At the ECB, all data comes into a data lake with more than 20 sources, creating more than 270 terabytes of data and video which is continually growing. The lake is fed in real time for domestic, international, first class events and everything in between, tracking data from how the ball is hit, to technical hawkeye ball-tracking data. From this, a specific data warehouse is built for different purposes, such as performance analysis and talent identification. As an example in cricket, if focusing on bowling, there can be around eight million deliveries within that data warehouse.

The matches that have been recorded go back to 1881 thanks to contemporary data (this first match was an Australia versus England test match in Melbourne, which was coincidentally test cricket’s first ever draw). The majority of the data is from 1997 onwards and, since mid-2015, there has been an explosion in data collection because of technical developments.

“We have a network of scouts, so we get scouting data alongside performance data and it is this combination, alongside coaching insight, that we then use to aid our decisions and selections,” said Jowitt. “This influences everything from where someone might bat in the lineup to overall squad selection.”

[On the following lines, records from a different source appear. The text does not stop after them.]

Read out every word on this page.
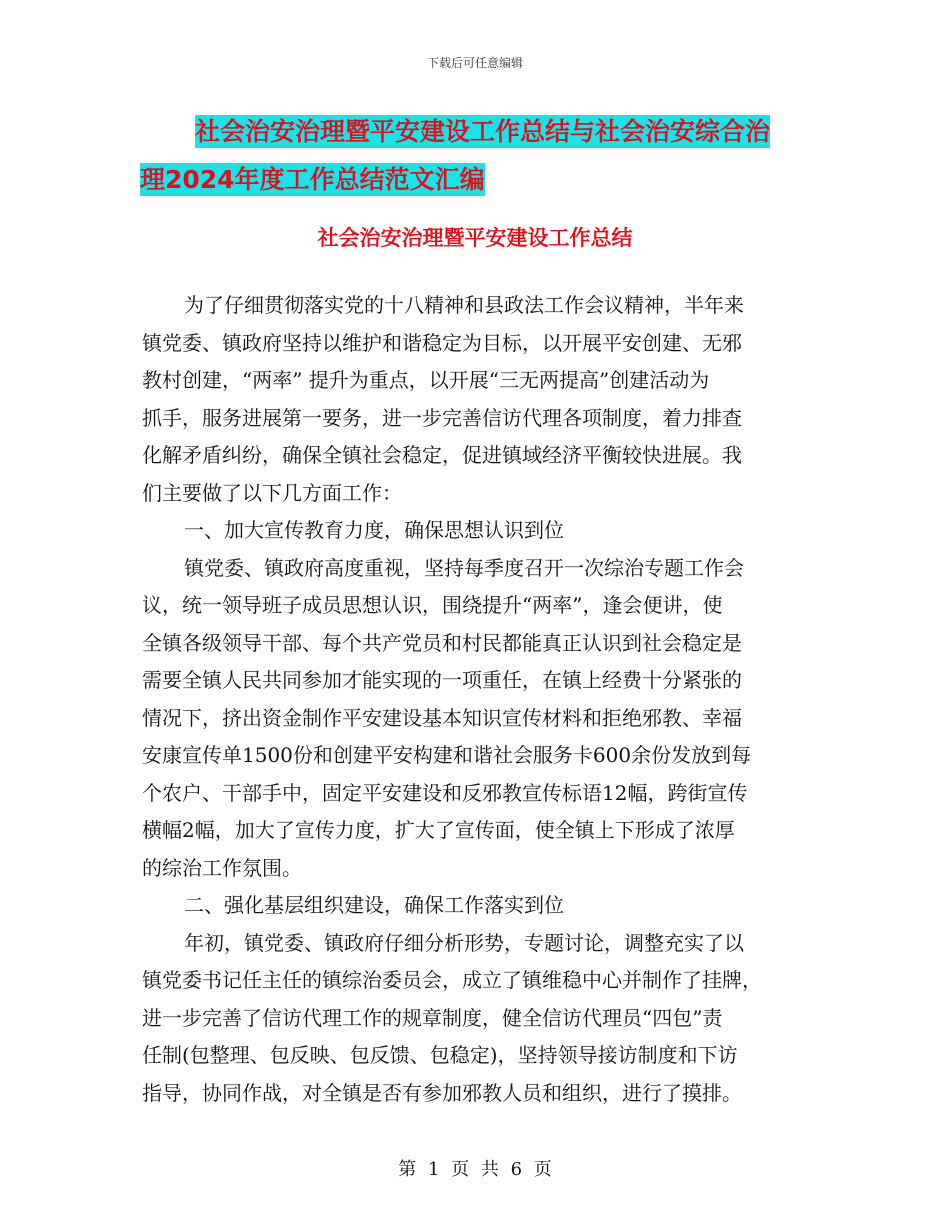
下载后可任意编辑
社会治安治理暨平安建设工作总结与社会治安综合治
理2024年度工作总结范文汇编
社会治安治理暨平安建设工作总结
为了仔细贯彻落实党的十八精神和县政法工作会议精神，半年来
镇党委、镇政府坚持以维护和谐稳定为目标，以开展平安创建、无邪
教村创建，“两率” 提升为重点，以开展“三无两提高”创建活动为
抓手，服务进展第一要务，进一步完善信访代理各项制度，着力排查
化解矛盾纠纷，确保全镇社会稳定，促进镇域经济平衡较快进展。我
们主要做了以下几方面工作：
一、加大宣传教育力度，确保思想认识到位
镇党委、镇政府高度重视，坚持每季度召开一次综治专题工作会
议，统一领导班子成员思想认识，围绕提升“两率”，逢会便讲，使
全镇各级领导干部、每个共产党员和村民都能真正认识到社会稳定是
需要全镇人民共同参加才能实现的一项重任，在镇上经费十分紧张的
情况下，挤出资金制作平安建设基本知识宣传材料和拒绝邪教、幸福
安康宣传单1500份和创建平安构建和谐社会服务卡600余份发放到每
个农户、干部手中，固定平安建设和反邪教宣传标语12幅，跨街宣传
横幅2幅，加大了宣传力度，扩大了宣传面，使全镇上下形成了浓厚
的综治工作氛围。
二、强化基层组织建设，确保工作落实到位
年初，镇党委、镇政府仔细分析形势，专题讨论，调整充实了以
镇党委书记任主任的镇综治委员会，成立了镇维稳中心并制作了挂牌，
进一步完善了信访代理工作的规章制度，健全信访代理员“四包”责
任制(包整理、包反映、包反馈、包稳定)，坚持领导接访制度和下访
指导，协同作战，对全镇是否有参加邪教人员和组织，进行了摸排。
第 1 页 共 6 页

“Scouting involves an array of questions including observations for batting and bowling, as well as more general information about the type of individual the player is and how much potential they are deemed to have. There are also questions around physical attributes and the smaller details that are difficult to capture in video or from a scorecard.”

A level playing field

When exploring data in cricket, the differences between variables such as counties, squad type and available slots for participation must be kept in mind. For example, there is only one wicket-keeper position on every team, so this must be accounted for if there are multiple up-and-coming players that can fulfil this role. This leads to weighted metrics developed by the ECB that include factors such as the time of the match, weather, quality of opposing teams and more. “We cannot compare apples and oranges and must keep a holistic view,” stated Jowitt.

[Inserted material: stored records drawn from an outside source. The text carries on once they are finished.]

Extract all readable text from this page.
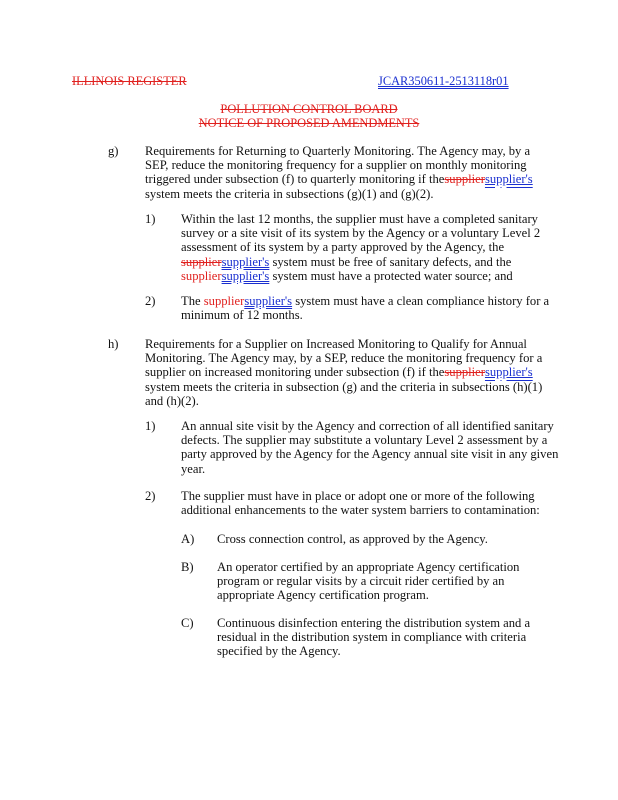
ILLINOIS REGISTER	JCAR350611-2513118r01
POLLUTION CONTROL BOARD
NOTICE OF PROPOSED AMENDMENTS
g) Requirements for Returning to Quarterly Monitoring. The Agency may, by a
SEP, reduce the monitoring frequency for a supplier on monthly monitoring
triggered under subsection (f) to quarterly monitoring if thesuppliersupplier's
system meets the criteria in subsections (g)(1) and (g)(2).
1) Within the last 12 months, the supplier must have a completed sanitary
survey or a site visit of its system by the Agency or a voluntary Level 2
assessment of its system by a party approved by the Agency, the
suppliersupplier's system must be free of sanitary defects, and the
suppliersupplier's system must have a protected water source; and
2) The suppliersupplier's system must have a clean compliance history for a
minimum of 12 months.
h) Requirements for a Supplier on Increased Monitoring to Qualify for Annual
Monitoring. The Agency may, by a SEP, reduce the monitoring frequency for a
supplier on increased monitoring under subsection (f) if thesuppliersupplier's
system meets the criteria in subsection (g) and the criteria in subsections (h)(1)
and (h)(2).
1) An annual site visit by the Agency and correction of all identified sanitary
defects. The supplier may substitute a voluntary Level 2 assessment by a
party approved by the Agency for the Agency annual site visit in any given
year.
2) The supplier must have in place or adopt one or more of the following
additional enhancements to the water system barriers to contamination:
A) Cross connection control, as approved by the Agency.
B) An operator certified by an appropriate Agency certification
program or regular visits by a circuit rider certified by an
appropriate Agency certification program.
C) Continuous disinfection entering the distribution system and a
residual in the distribution system in compliance with criteria
specified by the Agency.
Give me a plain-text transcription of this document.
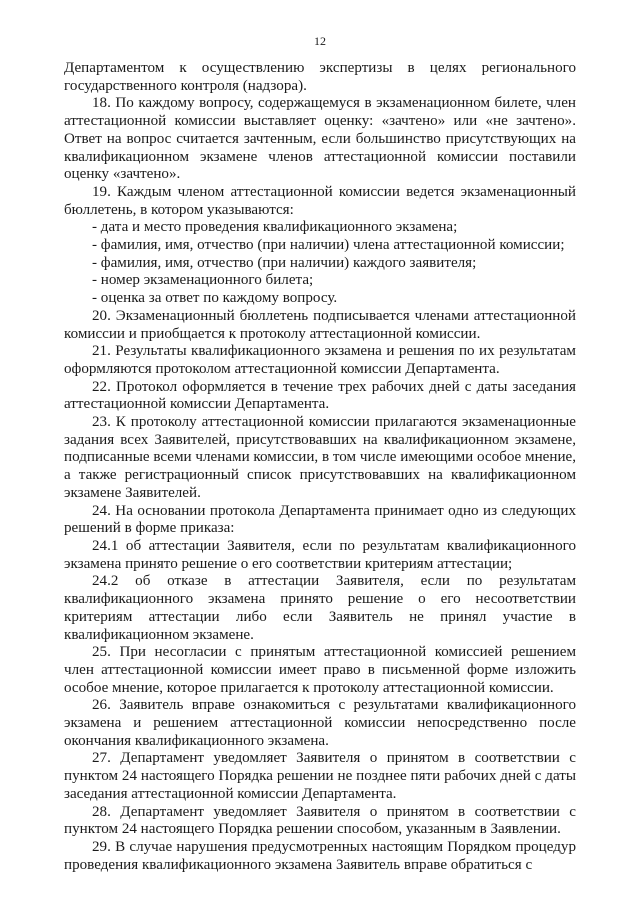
12

Департаментом к осуществлению экспертизы в целях регионального государственного контроля (надзора).

18. По каждому вопросу, содержащемуся в экзаменационном билете, член аттестационной комиссии выставляет оценку: «зачтено» или «не зачтено». Ответ на вопрос считается зачтенным, если большинство присутствующих на квалификационном экзамене членов аттестационной комиссии поставили оценку «зачтено».

19. Каждым членом аттестационной комиссии ведется экзаменационный бюллетень, в котором указываются:

- дата и место проведения квалификационного экзамена;

- фамилия, имя, отчество (при наличии) члена аттестационной комиссии;

- фамилия, имя, отчество (при наличии) каждого заявителя;

- номер экзаменационного билета;

- оценка за ответ по каждому вопросу.

20. Экзаменационный бюллетень подписывается членами аттестационной комиссии и приобщается к протоколу аттестационной комиссии.

21. Результаты квалификационного экзамена и решения по их результатам оформляются протоколом аттестационной комиссии Департамента.

22. Протокол оформляется в течение трех рабочих дней с даты заседания аттестационной комиссии Департамента.

23. К протоколу аттестационной комиссии прилагаются экзаменационные задания всех Заявителей, присутствовавших на квалификационном экзамене, подписанные всеми членами комиссии, в том числе имеющими особое мнение, а также регистрационный список присутствовавших на квалификационном экзамене Заявителей.

24. На основании протокола Департамента принимает одно из следующих решений в форме приказа:

24.1 об аттестации Заявителя, если по результатам квалификационного экзамена принято решение о его соответствии критериям аттестации;

24.2 об отказе в аттестации Заявителя, если по результатам квалификационного экзамена принято решение о его несоответствии критериям аттестации либо если Заявитель не принял участие в квалификационном экзамене.

25. При несогласии с принятым аттестационной комиссией решением член аттестационной комиссии имеет право в письменной форме изложить особое мнение, которое прилагается к протоколу аттестационной комиссии.

26. Заявитель вправе ознакомиться с результатами квалификационного экзамена и решением аттестационной комиссии непосредственно после окончания квалификационного экзамена.

27. Департамент уведомляет Заявителя о принятом в соответствии с пунктом 24 настоящего Порядка решении не позднее пяти рабочих дней с даты заседания аттестационной комиссии Департамента.

28. Департамент уведомляет Заявителя о принятом в соответствии с пунктом 24 настоящего Порядка решении способом, указанным в Заявлении.

29. В случае нарушения предусмотренных настоящим Порядком процедур проведения квалификационного экзамена Заявитель вправе обратиться с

Another unique set of circumstances for sporting enterprises is that there is a constant change in under-19s sport, which makes it difficult to gather data in the same way as a team with more permanent players. Therefore, the majority of the data being gathered and used to examine under-19s players tends to be coaching data. “It varies from squad to squad. For example, at the under-19s level in the recent world cup, we focused on our own game and our own data because we had no information on the opposition. As the tournament progressed, we gathered some data, but still only had basic levels based on five matches. So data here is very simple such as information on how different players bat, where they are likely to be in the lineup, who is going to face different players etc, and post-match analysis is usually focused on targets we set ourselves and comparing it to our own data.”

Cricket has come a long way from the handwritten notes at the turn of the nineteenth century, but the journey is far from over as the next decade looks poised to introduce multiple new data fields and the pool of talent being monitored will grow thanks to more economically viable access to tools.